Particularly, to make such an about face on the science of climate change, I think Pope Francis has to be talking internally about goals that are more traditional in the Catholic Church, which have long included strengthening its power.
What might those internal goals be?
Possible goal #1: If you believe the climate science, people are already being affected, and the devastation is only going to get worse. People turn to religion in those times, seeking meaning for their suffering. With Catholicism’s growing power in those countries most affected by climate change, it could be a long term strategy for conversion of more Catholics, extending the College of Cardinals’ decision to select an Argentinian pope in the first place.
Possible goal #2: An attack on climate change attacks two of the biggest secular empires – the United States and China – who are both the worst polluters and who until recently have been the least engaged in global climate talks.
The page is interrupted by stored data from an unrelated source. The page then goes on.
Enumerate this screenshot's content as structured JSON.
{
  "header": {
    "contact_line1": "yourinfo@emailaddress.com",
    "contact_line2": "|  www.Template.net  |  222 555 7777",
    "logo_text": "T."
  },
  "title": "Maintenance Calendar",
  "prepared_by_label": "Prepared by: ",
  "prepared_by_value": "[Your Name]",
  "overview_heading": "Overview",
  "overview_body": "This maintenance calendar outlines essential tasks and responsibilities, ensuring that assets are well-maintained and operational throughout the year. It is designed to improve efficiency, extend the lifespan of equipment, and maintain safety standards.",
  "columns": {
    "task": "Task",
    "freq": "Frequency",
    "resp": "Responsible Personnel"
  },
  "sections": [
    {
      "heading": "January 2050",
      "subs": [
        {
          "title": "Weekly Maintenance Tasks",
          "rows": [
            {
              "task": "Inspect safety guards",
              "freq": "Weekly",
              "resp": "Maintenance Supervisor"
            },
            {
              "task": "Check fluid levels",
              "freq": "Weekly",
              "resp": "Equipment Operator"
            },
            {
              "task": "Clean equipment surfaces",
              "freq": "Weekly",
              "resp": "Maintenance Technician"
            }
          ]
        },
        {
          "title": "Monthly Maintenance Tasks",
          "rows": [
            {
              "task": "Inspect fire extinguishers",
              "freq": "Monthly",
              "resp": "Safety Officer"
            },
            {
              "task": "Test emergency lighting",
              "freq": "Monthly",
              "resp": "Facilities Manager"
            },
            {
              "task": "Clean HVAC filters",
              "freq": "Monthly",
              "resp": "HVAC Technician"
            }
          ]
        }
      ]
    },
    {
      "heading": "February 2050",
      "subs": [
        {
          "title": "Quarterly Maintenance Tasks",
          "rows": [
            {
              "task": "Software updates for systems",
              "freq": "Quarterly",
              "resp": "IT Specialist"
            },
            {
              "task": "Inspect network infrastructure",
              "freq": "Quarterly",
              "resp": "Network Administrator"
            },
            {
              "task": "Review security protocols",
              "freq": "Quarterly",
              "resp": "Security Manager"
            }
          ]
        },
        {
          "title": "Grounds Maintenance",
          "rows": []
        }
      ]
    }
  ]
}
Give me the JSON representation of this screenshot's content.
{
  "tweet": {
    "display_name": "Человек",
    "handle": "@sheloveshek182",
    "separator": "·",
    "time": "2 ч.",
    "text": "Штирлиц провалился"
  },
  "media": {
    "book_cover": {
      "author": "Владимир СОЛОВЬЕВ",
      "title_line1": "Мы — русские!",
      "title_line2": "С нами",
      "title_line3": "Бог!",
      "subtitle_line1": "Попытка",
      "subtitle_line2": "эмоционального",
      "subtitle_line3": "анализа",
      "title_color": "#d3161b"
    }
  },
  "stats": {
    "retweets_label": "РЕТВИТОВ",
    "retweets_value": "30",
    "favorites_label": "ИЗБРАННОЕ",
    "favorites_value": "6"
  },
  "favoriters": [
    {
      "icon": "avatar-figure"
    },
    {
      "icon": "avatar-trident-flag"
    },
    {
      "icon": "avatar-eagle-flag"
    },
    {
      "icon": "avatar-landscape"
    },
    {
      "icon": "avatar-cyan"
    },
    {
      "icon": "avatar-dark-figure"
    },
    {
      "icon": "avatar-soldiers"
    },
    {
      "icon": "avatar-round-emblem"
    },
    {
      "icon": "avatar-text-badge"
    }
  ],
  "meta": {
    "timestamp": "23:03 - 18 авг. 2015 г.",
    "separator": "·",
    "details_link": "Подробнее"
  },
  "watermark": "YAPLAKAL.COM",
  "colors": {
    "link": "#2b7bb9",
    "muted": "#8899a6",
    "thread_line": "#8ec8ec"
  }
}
Maybe it’s part of a more behind the scenes plan to destabilize world powers and reassert the Church’s role as world leader.
Possible goal #3: I also wouldn’t rule out that it’s a bit of subterfuge – it wouldn’t be the first time folks make a big splash about one thing so you don’t notice the other unrelated thing they are hoping to keep secret (for instance, the Vatican’s mass collection of European properties bought with Mussolini’s fascist money).
You might have other ideas given your vantage point of the Vatican, or think these are a load of crap based on other information or beliefs you have. My point is not to offer these as fact, so much as to affirm that there are always a mix of motivations at play, and that we can develop our external mindfulness skills to help us better make sense of them..
Even as I look at the other motives possibly at play here, I’m WILDLY EXCITEDLY about the numbers of people Pope Francis might move into action on climate change. And with his most recent encouragement to “make a mess,” I hope those include action that moves beyond symbolic marches to directly interrupt the systems that are destroying the planet.